Nfld. & Labrador

N.L. offers Ontario relief medical staff through COVID-19 third wave, premier says

"Newfoundland and Labrador is a small province, but we recognize the significant impact this is having on Canadians living in Ontario. And we want to be able to help," says Andrew Furey.

Support will include medical personnel, not vaccines

N.L. premier offers COVID-19 support to Ontario

1 year ago
Duration 7:16
Newfoundland and Labrador Premier Andrew Furey says he offered Ontario Premier Doug Ford relief and support to medical personnel as the third wave of COVID-19 continues in the province. Furey says his province is happy to provide personnel, expertise and extra equipment where capacity allows. Watch Rosemary Barton Live on Sunday at 10 a.m. ET/7 a.m. PT/11:30 a.m. NT on CBC News Network and CBC Gem.

Newfoundland and Labrador Premier Andrew Furey says he spoke to Prime Minister Justin Trudeau on Saturday about providing assistance to Ontario, as that province tackles its third wave of COVID-19.

"We have offered to the prime minister, as we did to Premier [Rob] Ford last week, any support Newfoundland and Labrador could give in terms of personnel, equipment, supplies. Within our own capacity, of course," Furey said Sunday on CBC's Rosemary Barton Live.

"Newfoundland and Labrador is a small province, but we recognize the significant impact this is having on Canadians living in Ontario. And we want to be able to help."

Ontario reported 4,250 new COVID-19 cases and 18 new deaths on Sunday, with more than 2,000 people in hospital, nearly 750 in intensive-care units with COVID-related illness and about 500 people on ventilators. Modelling predicts their caseloads will remain high throughout the summer. 

Furey said sending a group of organized medical professionals to help in COVID-19 units and critica- care units would be "an incredible asset for the people of Ontario."

"And that's what we're trying to organize right now here on the ground."

Support won't include vaccine supply

However, when asked about Ford's management of the pandemic and criticism about not putting public health measures in place sooner, Furey didn't lay blame at Ford's feet. 

"I don't see COVID-19 as recognizing any provincial barriers," Furey said.

"This is the benefit of the federation, when you can call on your neighbours to help in tough times. And Newfoundland and Labrador have always stepped up in tough times of crisis … and we intend to help here and now." 

He said support from Newfoundland and Labrador would likely come in the form of relief for Ontario's medical personnel working through the pandemic.

Support from Newfoundland and Labrador will not include the redeployment of vaccines, says Premier Andrew Furey. (Evan Mitsui/CBC)

But Furey said the province will not forgo its share of vaccine supply to meet demand in hot spots across the country because the provincial government is still operating under a per capita calculation.

"It's now a forest fire. You need firefighters. You don't need the fire prevention unit," Furey said of Ontario's COVID-19 case counts.

"Even if [they] had all the vaccine right now at this particular moment to take, there's a 10- to 14-day immunity uptake before you're able to have an impact."

Furey is also relying on his experience as a surgeon and the founder of Team Broken Earth, a medical non-profit that provided medical assistance to Haiti after a 2010 earthquake. 

"I've seen how a small province can give back on an international stage. Sometimes it's the medical relief that comes in small packages that makes a big impact in local communities," he said.
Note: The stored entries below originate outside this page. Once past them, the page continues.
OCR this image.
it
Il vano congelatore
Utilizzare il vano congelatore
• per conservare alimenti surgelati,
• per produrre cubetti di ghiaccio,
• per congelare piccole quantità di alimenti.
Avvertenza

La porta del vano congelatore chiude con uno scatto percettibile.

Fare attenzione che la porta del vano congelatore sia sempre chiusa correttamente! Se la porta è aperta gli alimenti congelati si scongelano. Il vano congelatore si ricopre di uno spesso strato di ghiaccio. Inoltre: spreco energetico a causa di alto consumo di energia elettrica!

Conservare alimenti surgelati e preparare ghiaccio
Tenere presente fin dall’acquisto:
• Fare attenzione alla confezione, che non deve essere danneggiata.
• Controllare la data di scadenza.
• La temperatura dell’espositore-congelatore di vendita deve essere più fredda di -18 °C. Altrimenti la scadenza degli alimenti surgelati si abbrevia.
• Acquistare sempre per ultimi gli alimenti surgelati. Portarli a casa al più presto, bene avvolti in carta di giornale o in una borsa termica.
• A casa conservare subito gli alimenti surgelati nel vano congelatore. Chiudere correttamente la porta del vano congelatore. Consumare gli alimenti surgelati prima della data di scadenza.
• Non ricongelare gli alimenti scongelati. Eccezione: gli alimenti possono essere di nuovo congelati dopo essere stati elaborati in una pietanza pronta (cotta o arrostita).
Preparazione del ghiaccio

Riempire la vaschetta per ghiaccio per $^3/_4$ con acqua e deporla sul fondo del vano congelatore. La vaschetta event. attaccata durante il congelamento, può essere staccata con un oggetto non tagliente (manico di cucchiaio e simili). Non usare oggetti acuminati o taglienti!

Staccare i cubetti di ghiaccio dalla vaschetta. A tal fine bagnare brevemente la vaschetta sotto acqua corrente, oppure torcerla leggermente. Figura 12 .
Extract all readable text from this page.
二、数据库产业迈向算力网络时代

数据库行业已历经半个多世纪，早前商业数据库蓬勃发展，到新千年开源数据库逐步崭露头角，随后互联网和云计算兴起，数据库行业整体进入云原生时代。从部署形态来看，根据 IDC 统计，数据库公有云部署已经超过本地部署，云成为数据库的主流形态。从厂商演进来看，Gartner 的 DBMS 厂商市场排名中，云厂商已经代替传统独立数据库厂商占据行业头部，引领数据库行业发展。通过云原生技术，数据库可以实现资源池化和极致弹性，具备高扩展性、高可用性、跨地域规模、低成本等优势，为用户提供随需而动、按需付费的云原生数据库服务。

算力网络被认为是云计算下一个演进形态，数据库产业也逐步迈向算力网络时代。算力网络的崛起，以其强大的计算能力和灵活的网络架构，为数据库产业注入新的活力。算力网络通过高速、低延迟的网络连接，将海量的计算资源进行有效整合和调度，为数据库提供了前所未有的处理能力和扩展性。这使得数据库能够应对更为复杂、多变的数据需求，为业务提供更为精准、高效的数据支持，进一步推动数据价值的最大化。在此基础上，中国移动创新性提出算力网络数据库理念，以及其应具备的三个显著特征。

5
"We'd love to be able to provide some personnel, even if it's in a relief capacity. I imagine [Ontario's] health-care professionals are working just tirelessly, which is one of the lessons we learned after the earthquake in Port au Prince."

Furey, left, has spoken with Ontario Premier Doug Ford several times offering relief and support for medical personnel in Ontario. (CBC)

Ford spoke publicly of Furey's outreach during Ontario's COVID-19 briefing on Friday, saying he hopes to visit the Atlantic provinces when the pandemic ends.

"A small place like Newfoundland, they wear their heart on their sleeves out there," Ford said Friday. "I'm so, so grateful. Very grateful. Andrew, thank you."

N.L. watching Monday budget release

Furey was also asked about Monday's upcoming federal budget, saying he will be watching for spending on child-care programs and green infrastructure.

"We have an ability to really be the green battery that can drive the East Coast of Canada. And we're interested to see where that goes," he said.

On child care, Furey is interested to see federal funding and partnerships, noting that he implemented $25-a-day daycare at regulated facilities in this province in his first six months in office. 

"And I'm interested in moving that number down," he said.

Monday's budget will be the first budget released since 2019. The 2020 budget was not released last year due to the pandemic.